I was already exposing with one camera on the telescope, so ran for the spare and clumsily set it up on a tripod, fumbled with settings, tried to focus on the distant lights of Benson and aimed to the already dimming cloud. It seemed to take 10 minutes to accomplish all that before my first exposure, showing the amazing expanding vapor cloud. It didn't take many minutes and the email chatter started among astronomers around the state (aren't cell phones amazing - even in our "remote" site!). Most agreed with my assessment, but Melinda at home confirmed later that the public along the west coast had jammed the media wondering what it was. Seeing my first frame above, you might think there was an incoming bomb exploding.
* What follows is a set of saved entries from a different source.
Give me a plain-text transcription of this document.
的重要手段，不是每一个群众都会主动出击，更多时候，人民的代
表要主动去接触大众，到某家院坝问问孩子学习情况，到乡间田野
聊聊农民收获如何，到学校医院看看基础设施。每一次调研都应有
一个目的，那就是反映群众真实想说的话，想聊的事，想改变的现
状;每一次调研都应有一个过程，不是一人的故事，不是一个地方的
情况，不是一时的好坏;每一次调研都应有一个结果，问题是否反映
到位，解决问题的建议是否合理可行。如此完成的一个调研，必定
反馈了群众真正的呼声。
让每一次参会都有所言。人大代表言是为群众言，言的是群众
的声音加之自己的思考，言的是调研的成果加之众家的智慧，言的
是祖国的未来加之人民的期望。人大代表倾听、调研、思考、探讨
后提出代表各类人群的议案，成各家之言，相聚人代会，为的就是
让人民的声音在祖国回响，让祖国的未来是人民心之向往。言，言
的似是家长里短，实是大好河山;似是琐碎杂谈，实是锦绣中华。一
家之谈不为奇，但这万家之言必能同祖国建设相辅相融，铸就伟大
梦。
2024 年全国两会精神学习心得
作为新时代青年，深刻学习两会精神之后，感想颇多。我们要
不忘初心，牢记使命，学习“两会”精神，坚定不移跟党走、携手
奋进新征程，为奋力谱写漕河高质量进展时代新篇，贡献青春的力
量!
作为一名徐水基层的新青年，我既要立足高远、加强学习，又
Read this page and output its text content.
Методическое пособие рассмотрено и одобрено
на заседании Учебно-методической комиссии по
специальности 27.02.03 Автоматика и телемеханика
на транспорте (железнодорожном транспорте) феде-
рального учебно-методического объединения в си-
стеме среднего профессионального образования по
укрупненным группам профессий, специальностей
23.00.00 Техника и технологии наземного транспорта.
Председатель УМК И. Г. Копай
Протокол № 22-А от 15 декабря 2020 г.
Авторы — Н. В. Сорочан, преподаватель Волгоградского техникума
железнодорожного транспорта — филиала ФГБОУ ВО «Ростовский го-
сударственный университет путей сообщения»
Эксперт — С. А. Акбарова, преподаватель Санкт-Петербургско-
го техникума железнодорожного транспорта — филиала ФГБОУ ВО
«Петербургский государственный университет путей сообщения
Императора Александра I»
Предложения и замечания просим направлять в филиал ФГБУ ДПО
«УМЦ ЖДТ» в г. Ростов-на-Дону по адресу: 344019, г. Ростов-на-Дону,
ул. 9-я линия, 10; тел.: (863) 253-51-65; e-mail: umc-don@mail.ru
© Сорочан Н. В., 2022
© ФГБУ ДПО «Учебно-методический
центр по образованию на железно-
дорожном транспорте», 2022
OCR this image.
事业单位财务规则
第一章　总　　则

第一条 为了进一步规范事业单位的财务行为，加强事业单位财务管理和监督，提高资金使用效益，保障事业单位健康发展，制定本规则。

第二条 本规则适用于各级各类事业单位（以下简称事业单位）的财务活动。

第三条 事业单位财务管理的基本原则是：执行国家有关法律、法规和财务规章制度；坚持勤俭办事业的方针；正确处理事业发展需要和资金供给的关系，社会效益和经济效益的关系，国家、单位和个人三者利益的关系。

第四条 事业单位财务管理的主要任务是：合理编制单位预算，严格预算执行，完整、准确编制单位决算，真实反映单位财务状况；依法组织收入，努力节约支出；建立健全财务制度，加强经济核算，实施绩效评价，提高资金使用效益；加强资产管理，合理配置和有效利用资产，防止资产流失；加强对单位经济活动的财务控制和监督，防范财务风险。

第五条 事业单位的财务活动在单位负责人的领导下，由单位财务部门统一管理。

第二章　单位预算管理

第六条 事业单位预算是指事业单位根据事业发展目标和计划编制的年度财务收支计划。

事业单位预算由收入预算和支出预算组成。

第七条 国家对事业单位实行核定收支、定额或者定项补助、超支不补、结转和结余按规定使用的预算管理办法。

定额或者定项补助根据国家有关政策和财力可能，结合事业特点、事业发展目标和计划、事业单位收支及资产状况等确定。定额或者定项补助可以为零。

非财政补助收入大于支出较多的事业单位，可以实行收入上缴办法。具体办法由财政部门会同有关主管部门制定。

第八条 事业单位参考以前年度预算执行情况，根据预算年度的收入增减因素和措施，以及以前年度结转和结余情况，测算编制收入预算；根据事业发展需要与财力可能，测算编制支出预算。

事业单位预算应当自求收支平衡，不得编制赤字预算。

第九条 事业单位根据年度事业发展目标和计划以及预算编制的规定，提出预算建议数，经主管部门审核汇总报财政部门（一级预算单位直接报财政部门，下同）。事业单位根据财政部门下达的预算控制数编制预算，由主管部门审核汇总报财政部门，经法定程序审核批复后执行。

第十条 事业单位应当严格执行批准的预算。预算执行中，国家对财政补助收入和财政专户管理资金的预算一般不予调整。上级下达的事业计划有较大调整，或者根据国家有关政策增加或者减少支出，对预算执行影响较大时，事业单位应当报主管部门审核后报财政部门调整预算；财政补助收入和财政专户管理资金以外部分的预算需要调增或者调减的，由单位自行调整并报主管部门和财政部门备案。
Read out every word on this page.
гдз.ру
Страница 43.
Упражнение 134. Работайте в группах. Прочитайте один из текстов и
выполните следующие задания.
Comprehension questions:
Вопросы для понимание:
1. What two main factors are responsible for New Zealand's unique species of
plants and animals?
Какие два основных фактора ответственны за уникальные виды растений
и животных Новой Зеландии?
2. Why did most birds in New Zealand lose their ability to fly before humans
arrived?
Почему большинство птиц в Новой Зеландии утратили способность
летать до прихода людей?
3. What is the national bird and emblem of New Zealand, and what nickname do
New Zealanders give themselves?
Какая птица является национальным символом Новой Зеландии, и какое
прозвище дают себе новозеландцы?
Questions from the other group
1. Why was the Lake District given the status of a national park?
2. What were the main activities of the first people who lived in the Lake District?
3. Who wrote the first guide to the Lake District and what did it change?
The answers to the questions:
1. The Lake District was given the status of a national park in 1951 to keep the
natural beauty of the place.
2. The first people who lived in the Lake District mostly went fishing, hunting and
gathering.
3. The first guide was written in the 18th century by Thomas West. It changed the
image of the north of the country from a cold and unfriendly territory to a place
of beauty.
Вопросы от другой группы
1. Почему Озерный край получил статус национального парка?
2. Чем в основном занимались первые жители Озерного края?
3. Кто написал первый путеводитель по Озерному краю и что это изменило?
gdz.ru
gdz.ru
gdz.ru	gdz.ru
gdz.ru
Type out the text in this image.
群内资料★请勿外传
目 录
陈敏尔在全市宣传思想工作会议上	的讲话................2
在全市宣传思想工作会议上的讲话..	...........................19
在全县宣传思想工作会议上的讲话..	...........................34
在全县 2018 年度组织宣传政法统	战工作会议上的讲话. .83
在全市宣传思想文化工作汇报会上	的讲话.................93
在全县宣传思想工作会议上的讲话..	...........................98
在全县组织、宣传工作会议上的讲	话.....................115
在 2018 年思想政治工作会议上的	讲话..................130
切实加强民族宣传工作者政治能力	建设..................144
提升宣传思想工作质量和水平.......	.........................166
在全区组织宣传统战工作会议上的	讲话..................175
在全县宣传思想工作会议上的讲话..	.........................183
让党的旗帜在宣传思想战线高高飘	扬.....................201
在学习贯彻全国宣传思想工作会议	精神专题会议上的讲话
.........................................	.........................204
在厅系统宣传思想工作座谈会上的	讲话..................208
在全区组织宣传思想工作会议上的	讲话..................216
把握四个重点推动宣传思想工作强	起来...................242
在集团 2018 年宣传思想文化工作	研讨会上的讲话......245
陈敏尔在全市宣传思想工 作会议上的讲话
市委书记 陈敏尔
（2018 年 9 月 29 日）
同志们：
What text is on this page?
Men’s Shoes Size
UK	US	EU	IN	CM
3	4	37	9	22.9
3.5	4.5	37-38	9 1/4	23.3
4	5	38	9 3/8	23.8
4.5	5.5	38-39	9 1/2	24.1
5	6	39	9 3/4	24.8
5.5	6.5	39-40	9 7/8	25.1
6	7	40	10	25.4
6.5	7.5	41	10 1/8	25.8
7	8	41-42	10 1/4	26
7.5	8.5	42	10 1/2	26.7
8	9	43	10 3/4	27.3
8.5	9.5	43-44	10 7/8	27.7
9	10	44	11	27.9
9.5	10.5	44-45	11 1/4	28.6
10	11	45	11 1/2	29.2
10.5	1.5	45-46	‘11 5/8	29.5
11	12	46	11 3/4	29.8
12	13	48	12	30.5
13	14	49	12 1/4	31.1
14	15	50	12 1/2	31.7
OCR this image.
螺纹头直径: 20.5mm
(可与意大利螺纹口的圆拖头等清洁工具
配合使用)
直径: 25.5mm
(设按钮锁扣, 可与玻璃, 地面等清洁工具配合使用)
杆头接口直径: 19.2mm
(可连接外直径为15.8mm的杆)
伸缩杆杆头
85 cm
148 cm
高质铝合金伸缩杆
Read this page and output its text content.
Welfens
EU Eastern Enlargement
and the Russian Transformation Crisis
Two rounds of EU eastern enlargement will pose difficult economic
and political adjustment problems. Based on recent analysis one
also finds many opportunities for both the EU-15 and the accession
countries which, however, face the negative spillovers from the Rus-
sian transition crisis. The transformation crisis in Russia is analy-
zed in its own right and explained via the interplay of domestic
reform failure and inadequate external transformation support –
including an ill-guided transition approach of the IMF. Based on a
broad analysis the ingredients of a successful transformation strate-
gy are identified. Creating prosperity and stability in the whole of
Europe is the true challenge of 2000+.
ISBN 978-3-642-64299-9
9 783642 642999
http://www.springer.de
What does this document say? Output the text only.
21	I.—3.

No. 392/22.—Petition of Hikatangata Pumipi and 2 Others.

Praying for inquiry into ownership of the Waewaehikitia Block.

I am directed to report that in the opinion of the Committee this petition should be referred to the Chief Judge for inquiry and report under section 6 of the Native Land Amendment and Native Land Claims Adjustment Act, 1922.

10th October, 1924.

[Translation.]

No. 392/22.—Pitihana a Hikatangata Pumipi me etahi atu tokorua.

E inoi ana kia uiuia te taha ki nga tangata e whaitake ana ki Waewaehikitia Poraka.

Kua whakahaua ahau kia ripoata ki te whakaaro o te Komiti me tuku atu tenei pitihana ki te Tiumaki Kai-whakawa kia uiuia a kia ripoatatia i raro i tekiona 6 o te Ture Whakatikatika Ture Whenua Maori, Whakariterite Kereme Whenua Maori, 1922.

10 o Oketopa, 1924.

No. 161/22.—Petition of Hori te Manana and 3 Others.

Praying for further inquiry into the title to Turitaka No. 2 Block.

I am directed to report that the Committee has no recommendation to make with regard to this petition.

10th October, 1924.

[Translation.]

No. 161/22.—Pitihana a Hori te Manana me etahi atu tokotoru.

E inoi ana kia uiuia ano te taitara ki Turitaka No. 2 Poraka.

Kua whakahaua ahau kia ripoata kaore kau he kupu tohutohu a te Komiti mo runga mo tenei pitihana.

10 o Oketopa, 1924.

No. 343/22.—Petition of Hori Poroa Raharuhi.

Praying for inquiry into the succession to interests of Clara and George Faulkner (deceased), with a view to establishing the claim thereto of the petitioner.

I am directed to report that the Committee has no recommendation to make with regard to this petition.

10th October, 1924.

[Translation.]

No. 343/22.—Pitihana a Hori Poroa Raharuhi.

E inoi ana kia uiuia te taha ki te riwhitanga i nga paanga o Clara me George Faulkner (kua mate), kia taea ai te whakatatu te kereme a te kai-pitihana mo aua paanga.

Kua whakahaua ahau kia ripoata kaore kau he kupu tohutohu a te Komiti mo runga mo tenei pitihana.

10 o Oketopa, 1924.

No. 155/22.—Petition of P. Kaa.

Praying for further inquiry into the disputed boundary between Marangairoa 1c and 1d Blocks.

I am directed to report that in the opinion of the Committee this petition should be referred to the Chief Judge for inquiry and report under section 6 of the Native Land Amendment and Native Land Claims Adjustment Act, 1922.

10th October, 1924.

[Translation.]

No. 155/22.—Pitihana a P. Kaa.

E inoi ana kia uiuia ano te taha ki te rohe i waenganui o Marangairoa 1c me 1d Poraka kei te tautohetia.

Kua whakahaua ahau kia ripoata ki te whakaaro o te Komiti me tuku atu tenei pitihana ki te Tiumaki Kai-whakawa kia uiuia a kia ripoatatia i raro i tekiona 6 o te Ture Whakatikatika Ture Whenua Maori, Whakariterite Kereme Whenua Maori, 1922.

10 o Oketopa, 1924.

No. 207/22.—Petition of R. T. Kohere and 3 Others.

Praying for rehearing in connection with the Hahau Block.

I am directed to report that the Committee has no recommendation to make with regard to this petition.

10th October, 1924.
This morning I quickly performed some minimal contrast adjustments and sent them to our TAAA resident missile expert Jim O'Connor. He identified the blue cloud as the likely result of the 1st stage separating and ignition of the second stage. Of the 6 frames I got at approximate 1 minute intervals, frame 3 and 4 show a "puff" that might be the 3rd stage ignition, and the other plume he indicates may be the steering jets for aiming the warhead towards its target.
Finally this afternoon the notice came out: "The unusual light show observed last night from California and outlying areas was the unannounced launch of an unarmed Trident II (D5) submarine launched ballistic missile. The Trident was launched off of the southern California coast by the submarine USS Kentucky." So that's the story - Pat came out a few minutes later, disappointed he missed the whole thing! Below is a short time-lapse of my 6 frames on Youtube:
EDIT: I was thinking that at 600 miles, we must be about as far from the launch as you could be - but I'd be wrong! I got a message from some friends observing from near Portal, AZ who saw it (likely another 70 miles further east) and had dinner with a friend tonight who saw it camping from near the AZ/NM border last night. Looking at Google maps, that is close to the distance from Portal as well - well over 670 miles, depending on the exact launch point!